Anavex Life Sciences Corp. (Nasdaq: AVXL) is a publicly traded biopharmaceutical company dedicated to the development of novel therapeutics for the treatment of neurodegenerative, neurodevelopmental, and neuropsychiatric disorders, including Alzheimer's disease, Parkinson's disease, schizophrenia, Rett syndrome, and other central nervous system (CNS) diseases, pain, and various types of cancer. Anavex's lead drug candidate, ANAVEX®2-73 (blarcamesine), has successfully completed a Phase 2a and a Phase 2b/3 clinical trial for Alzheimer's disease, a Phase 2 proof-of-concept study in Parkinson's disease dementia, and both a Phase 2 and a Phase 3 study in adult patients and one Phase 2/3 study in pediatric patients with Rett syndrome. ANAVEX®2-73 is an orally available drug candidate designed to restore cellular homeostasis by targeting SIGMAR1 and muscarinic receptors. Preclinical studies demonstrated its potential to halt and/or reverse the course of Alzheimer's disease. ANAVEX®2-73 also exhibited anticonvulsant, anti-amnesic, neuroprotective, and anti-depressant properties in animal models, indicating its potential to treat additional CNS disorders, including epilepsy. The Michael J. Fox Foundation for Parkinson's Research previously awarded Anavex a research grant, which fully funded a preclinical study to develop ANAVEX®2-73 for the treatment of Parkinson's disease. We believe that ANAVEX®3-71, which targets SIGMAR1 and M1 muscarinic receptors, is a promising clinical stage drug candidate demonstrating disease-modifying activity against the major hallmarks of Alzheimer's disease in transgenic (3xTg-AD) mice, including cognitive deficits, amyloid, and tau pathologies. In preclinical trials, ANAVEX®3-71 has shown beneficial effects on mitochondrial dysfunction and neuroinflammation. Further information is available at www.anavex.com. You can also connect with the Company on Twitter, Facebook, Instagram, and LinkedIn.

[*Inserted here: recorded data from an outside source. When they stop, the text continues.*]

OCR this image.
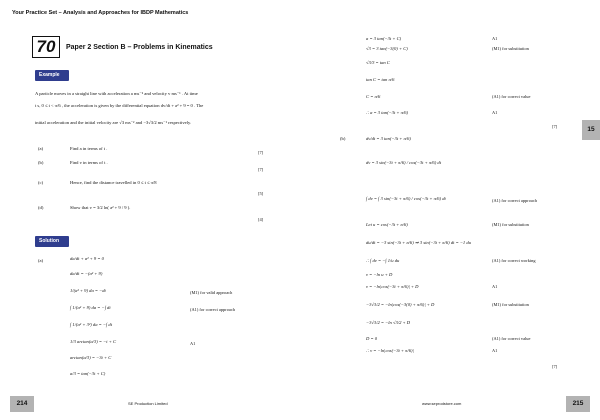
Your Practice Set – Analysis and Approaches for IBDP Mathematics
70	Paper 2 Section B – Problems in Kinematics
Example
A particle moves in a straight line with acceleration a ms⁻² and velocity v ms⁻¹ . At time
t s, 0 ≤ t < π/6 , the acceleration is given by the differential equation dv/dt + a² + 9 = 0 . The
initial acceleration and the initial velocity are √3 ms⁻² and −3√3/2 ms⁻¹ respectively.
(a)	Find a in terms of t .
[7]
(b)	Find v in terms of t .
[7]
(c)	Hence, find the distance travelled in 0 ≤ t ≤ π/8
[5]
(d)	Show that v = 3/2 ln( a² + 9 / 9 ).
[4]
Solution
(a)	da/dt + a² + 9 = 0
da/dt = −(a² + 9)
1/(a² + 9) da = −dt	(M1) for valid approach
∫ 1/(a² + 9) da = −∫ dt	(A1) for correct approach
∫ 1/(a² + 3²) da = −∫ dt
1/3 arctan(a/3) = −t + C	A1
arctan(a/3) = −3t + C
a/3 = tan(−3t + C)
214	SE Production Limited
a = 3 tan(−3t + C)	A1
√3 = 3 tan(−3(0) + C)	(M1) for substitution
√3/3 = tan C
tan C = tan π/6
C = π/6	(A1) for correct value
∴ a = 3 tan(−3t + π/6)	A1
[7]
(b)	dv/dt = 3 tan(−3t + π/6)
dv = 3 sin(−3t + π/6) / cos(−3t + π/6) dt
∫ dv = ∫ 3 sin(−3t + π/6) / cos(−3t + π/6) dt	(A1) for correct approach
Let u = cos(−3t + π/6)	(M1) for substitution
du/dt = −3 sin(−3t + π/6) ⇒ 3 sin(−3t + π/6) dt = −1 du
∴ ∫ dv = −∫ 1/u du	(A1) for correct working
v = −ln u + D
v = −ln|cos(−3t + π/6)| + D	A1
−3√3/2 = −ln|cos(−3(0) + π/6)| + D	(M1) for substitution
−3√3/2 = −ln √3/2 + D
D = 0	(A1) for correct value
∴ v = −ln|cos(−3t + π/6)|	A1
[7]
15
215
www.seprodstore.com
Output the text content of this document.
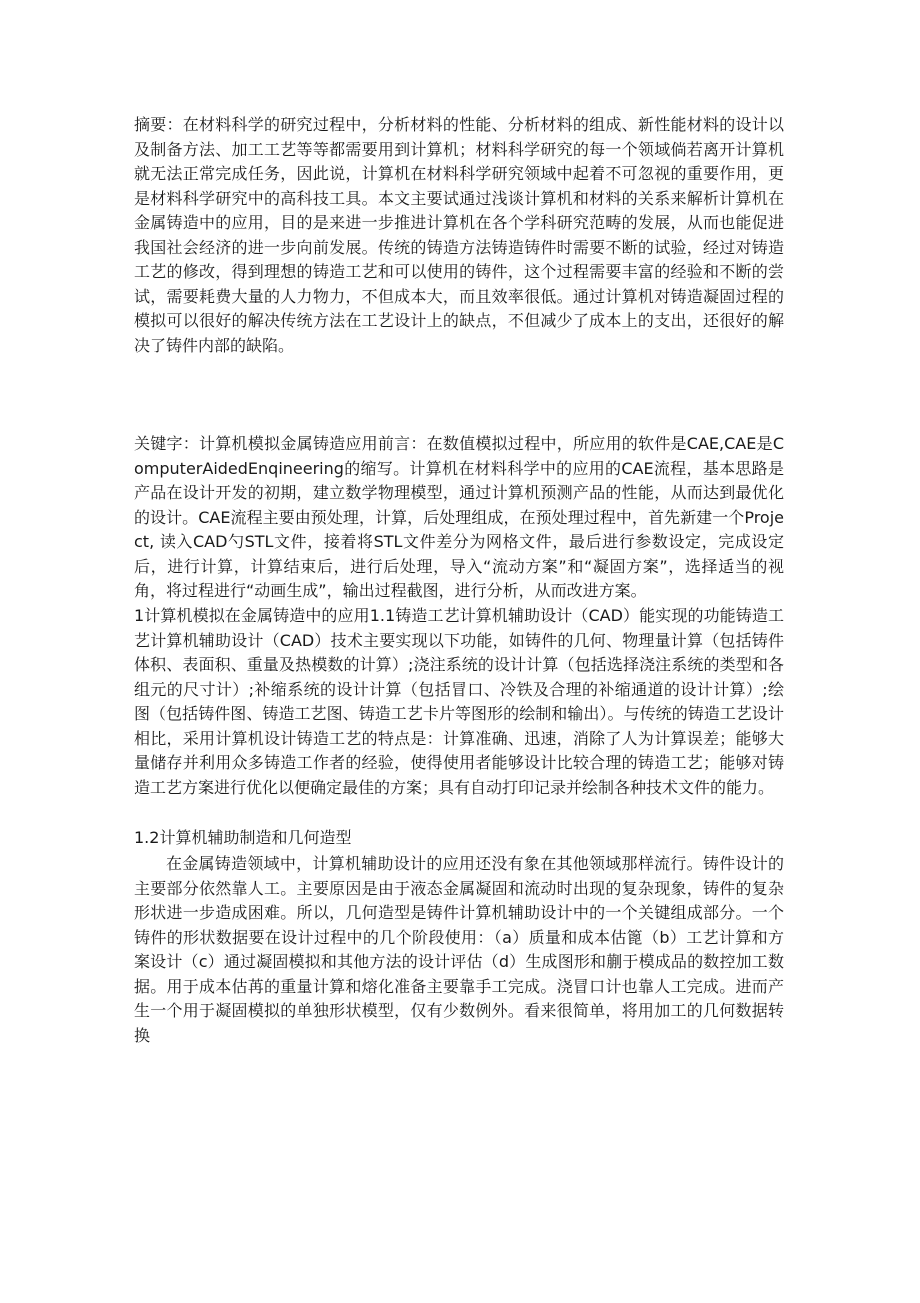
摘要：在材料科学的研究过程中，分析材料的性能、分析材料的组成、新性能材料的设计以及制备方法、加工工艺等等都需要用到计算机；材料科学研究的每一个领域倘若离开计算机就无法正常完成任务，因此说，计算机在材料科学研究领域中起着不可忽视的重要作用，更是材料科学研究中的高科技工具。本文主要试通过浅谈计算机和材料的关系来解析计算机在金属铸造中的应用，目的是来进一步推进计算机在各个学科研究范畴的发展，从而也能促进我国社会经济的进一步向前发展。传统的铸造方法铸造铸件时需要不断的试验，经过对铸造工艺的修改，得到理想的铸造工艺和可以使用的铸件，这个过程需要丰富的经验和不断的尝试，需要耗费大量的人力物力，不但成本大，而且效率很低。通过计算机对铸造凝固过程的模拟可以很好的解决传统方法在工艺设计上的缺点，不但减少了成本上的支出，还很好的解决了铸件内部的缺陷。

关键字：计算机模拟金属铸造应用前言：在数值模拟过程中，所应用的软件是CAE,CAE是ComputerAidedEnqineering的缩写。计算机在材料科学中的应用的CAE流程，基本思路是产品在设计开发的初期，建立数学物理模型，通过计算机预测产品的性能，从而达到最优化的设计。CAE流程主要由预处理，计算，后处理组成，在预处理过程中，首先新建一个Project, 读入CAD勺STL文件，接着将STL文件差分为网格文件，最后进行参数设定，完成设定后，进行计算，计算结束后，进行后处理，导入“流动方案”和“凝固方案”，选择适当的视角，将过程进行“动画生成”，输出过程截图，进行分析，从而改进方案。

1计算机模拟在金属铸造中的应用1.1铸造工艺计算机辅助设计（CAD）能实现的功能铸造工艺计算机辅助设计（CAD）技术主要实现以下功能，如铸件的几何、物理量计算（包括铸件体积、表面积、重量及热模数的计算）;浇注系统的设计计算（包括选择浇注系统的类型和各组元的尺寸计）;补缩系统的设计计算（包括冒口、冷铁及合理的补缩通道的设计计算）;绘图（包括铸件图、铸造工艺图、铸造工艺卡片等图形的绘制和输出）。与传统的铸造工艺设计相比，采用计算机设计铸造工艺的特点是：计算准确、迅速，消除了人为计算误差；能够大量储存并利用众多铸造工作者的经验，使得使用者能够设计比较合理的铸造工艺；能够对铸造工艺方案进行优化以便确定最佳的方案；具有自动打印记录并绘制各种技术文件的能力。

1.2计算机辅助制造和几何造型

在金属铸造领域中，计算机辅助设计的应用还没有象在其他领域那样流行。铸件设计的主要部分依然靠人工。主要原因是由于液态金属凝固和流动时出现的复杂现象，铸件的复杂形状进一步造成困难。所以，几何造型是铸件计算机辅助设计中的一个关键组成部分。一个铸件的形状数据要在设计过程中的几个阶段使用：（a）质量和成本估篦（b）工艺计算和方案设计（c）通过凝固模拟和其他方法的设计评估（d）生成图形和蒯于模成品的数控加工数据。用于成本估苒的重量计算和熔化准备主要靠手工完成。浇冒口计也靠人工完成。进而产生一个用于凝固模拟的单独形状模型，仅有少数例外。看来很简单，将用加工的几何数据转换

Forward-Looking Statements

Statements in this press release that are not strictly historical in nature are forward-looking statements. These statements are only predictions based on current information and expectations and involve a number of risks and uncertainties. Actual events or results may differ materially from those projected in any of such statements due to various factors, including the risks set forth in the Company’s most recent Annual Report on Form 10-K filed with the SEC. Readers are cautioned not to place undue reliance on these forward-looking statements, which speak only as of the date hereof. All forward-looking statements are qualified in their entirety by this cautionary statement and Anavex Life Sciences Corp. undertakes no obligation to revise or update this press release to reflect events or circumstances after the date hereof.